The tree will honor students who help others. Whenever a student gives to a charity, his or her name will be displayed on the tree.

School Superintendent James Scully attended the ceremony to pay his respects to the late teacher. Scully is the former principal at Consentino Middle School, which Cresta's children attended.

"Many of the people who worked at Moody always thought she was the lifeline of what went on here," Scully said. "It's nice that we have such wonderful people like Kim who make such an impression on the kids."

Cresta worked at Moody School for nine years and was working there right up until her death last June, after a 10-year battle with breast and liver cancer. She was 47.

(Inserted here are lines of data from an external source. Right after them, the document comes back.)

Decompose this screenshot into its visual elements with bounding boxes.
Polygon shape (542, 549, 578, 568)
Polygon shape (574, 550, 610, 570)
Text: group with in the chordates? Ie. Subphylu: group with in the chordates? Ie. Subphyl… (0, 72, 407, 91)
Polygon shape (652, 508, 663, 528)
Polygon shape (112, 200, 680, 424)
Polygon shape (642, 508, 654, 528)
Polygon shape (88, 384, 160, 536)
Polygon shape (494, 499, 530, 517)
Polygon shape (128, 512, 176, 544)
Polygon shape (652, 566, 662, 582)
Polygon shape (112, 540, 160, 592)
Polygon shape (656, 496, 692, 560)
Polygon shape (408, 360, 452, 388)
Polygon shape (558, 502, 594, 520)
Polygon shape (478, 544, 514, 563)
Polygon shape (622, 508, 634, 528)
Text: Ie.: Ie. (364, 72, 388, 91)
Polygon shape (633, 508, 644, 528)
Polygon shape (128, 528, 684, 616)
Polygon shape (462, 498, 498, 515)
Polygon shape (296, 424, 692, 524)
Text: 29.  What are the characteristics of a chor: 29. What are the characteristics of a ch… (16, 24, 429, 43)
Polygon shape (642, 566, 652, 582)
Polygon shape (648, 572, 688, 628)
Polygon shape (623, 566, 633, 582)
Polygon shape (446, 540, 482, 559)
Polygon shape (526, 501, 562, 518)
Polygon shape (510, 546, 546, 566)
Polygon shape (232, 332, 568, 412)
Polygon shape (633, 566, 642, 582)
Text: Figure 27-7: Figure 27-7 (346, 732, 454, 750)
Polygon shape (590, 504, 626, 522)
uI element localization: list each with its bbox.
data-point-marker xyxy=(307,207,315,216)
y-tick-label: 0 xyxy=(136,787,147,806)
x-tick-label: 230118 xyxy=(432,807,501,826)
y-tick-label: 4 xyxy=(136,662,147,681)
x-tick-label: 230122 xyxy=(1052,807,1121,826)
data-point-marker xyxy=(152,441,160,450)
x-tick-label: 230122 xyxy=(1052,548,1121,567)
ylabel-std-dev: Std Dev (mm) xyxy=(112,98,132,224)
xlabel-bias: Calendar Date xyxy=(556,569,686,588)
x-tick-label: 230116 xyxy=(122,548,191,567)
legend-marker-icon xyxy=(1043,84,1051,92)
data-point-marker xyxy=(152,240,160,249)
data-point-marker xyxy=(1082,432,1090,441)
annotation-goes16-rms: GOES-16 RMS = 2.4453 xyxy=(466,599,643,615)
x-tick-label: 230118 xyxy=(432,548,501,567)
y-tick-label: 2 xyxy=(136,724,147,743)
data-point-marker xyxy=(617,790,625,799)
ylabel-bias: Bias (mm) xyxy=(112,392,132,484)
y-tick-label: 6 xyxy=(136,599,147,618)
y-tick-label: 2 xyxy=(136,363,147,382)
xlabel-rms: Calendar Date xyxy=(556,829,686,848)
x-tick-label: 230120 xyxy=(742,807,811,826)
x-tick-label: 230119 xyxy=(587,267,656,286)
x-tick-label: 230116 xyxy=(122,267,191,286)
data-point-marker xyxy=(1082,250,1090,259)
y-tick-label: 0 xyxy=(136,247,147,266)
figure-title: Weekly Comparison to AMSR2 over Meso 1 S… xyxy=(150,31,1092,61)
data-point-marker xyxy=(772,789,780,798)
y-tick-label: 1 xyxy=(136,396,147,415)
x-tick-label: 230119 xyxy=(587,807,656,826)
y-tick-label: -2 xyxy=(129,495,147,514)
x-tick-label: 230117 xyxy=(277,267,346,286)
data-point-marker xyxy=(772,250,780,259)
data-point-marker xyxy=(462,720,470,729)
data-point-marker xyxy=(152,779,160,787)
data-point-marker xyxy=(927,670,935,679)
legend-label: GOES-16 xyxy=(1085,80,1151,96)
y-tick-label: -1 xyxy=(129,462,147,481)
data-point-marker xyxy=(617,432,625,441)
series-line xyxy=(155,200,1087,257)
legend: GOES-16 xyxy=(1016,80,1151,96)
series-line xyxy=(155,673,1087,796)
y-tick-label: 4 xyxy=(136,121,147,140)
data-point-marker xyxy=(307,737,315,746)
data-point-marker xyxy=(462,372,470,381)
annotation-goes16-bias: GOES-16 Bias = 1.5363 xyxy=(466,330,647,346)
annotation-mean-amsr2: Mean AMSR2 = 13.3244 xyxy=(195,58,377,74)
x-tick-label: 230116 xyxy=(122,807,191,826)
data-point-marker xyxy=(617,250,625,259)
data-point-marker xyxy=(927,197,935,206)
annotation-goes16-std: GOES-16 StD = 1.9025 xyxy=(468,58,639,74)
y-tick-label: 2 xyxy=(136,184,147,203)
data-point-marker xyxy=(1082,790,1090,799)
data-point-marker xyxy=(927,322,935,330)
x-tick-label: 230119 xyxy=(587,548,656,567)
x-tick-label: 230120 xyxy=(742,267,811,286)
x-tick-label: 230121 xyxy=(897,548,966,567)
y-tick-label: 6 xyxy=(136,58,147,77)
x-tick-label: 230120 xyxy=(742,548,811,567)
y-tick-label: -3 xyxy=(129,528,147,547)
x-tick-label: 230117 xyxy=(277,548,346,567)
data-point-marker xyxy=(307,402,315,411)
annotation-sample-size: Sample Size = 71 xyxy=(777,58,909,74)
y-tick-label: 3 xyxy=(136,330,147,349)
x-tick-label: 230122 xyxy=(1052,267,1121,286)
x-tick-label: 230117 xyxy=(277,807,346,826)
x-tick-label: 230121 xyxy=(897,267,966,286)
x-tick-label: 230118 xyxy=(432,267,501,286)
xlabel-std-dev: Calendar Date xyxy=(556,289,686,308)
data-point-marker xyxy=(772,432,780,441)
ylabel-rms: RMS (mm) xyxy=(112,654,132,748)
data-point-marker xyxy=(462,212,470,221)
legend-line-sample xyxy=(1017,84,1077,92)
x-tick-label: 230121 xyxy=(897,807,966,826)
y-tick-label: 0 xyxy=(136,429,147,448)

Several of Cresta's relatives, including her mother, Karen Rhodes, attended the ceremony and were touched by the thoughtfulness of the Moody staff.

"It means everything to me that the school still chooses to remember her," Rhodes said. "She loved to come here every day. Everyone here did so many things for her when she was sick."

A picture of Cresta hangs on the wall above the tree and is one of the first things anyone who walks into the building sees. The tree was made by Whittier teacher Earl Corr's carpentry students. Students from Whittier's early childhood program routinely help the kids at the Moody School during the school year. There is also a plaque between Cresta's picture and the tree, part of which reads: "To a generous teacher and giving friend who from the start believed in helping others with purist intentions in her heart."

Cresta began at the Moody School as a volunteer, but was recruited by Zaino to work full time because of how well she taught special needs children. Cresta worked at Moody as a paraprofessional, but was attending Northern Essex Community College, even through her sickness, so she could earn an associate's degree. That would have allowed her to become a teacher.

"She wanted so much to be a teacher right from the start," Zaino read from her poem. "She wouldn't settle for anything else. It was the hope within her heart."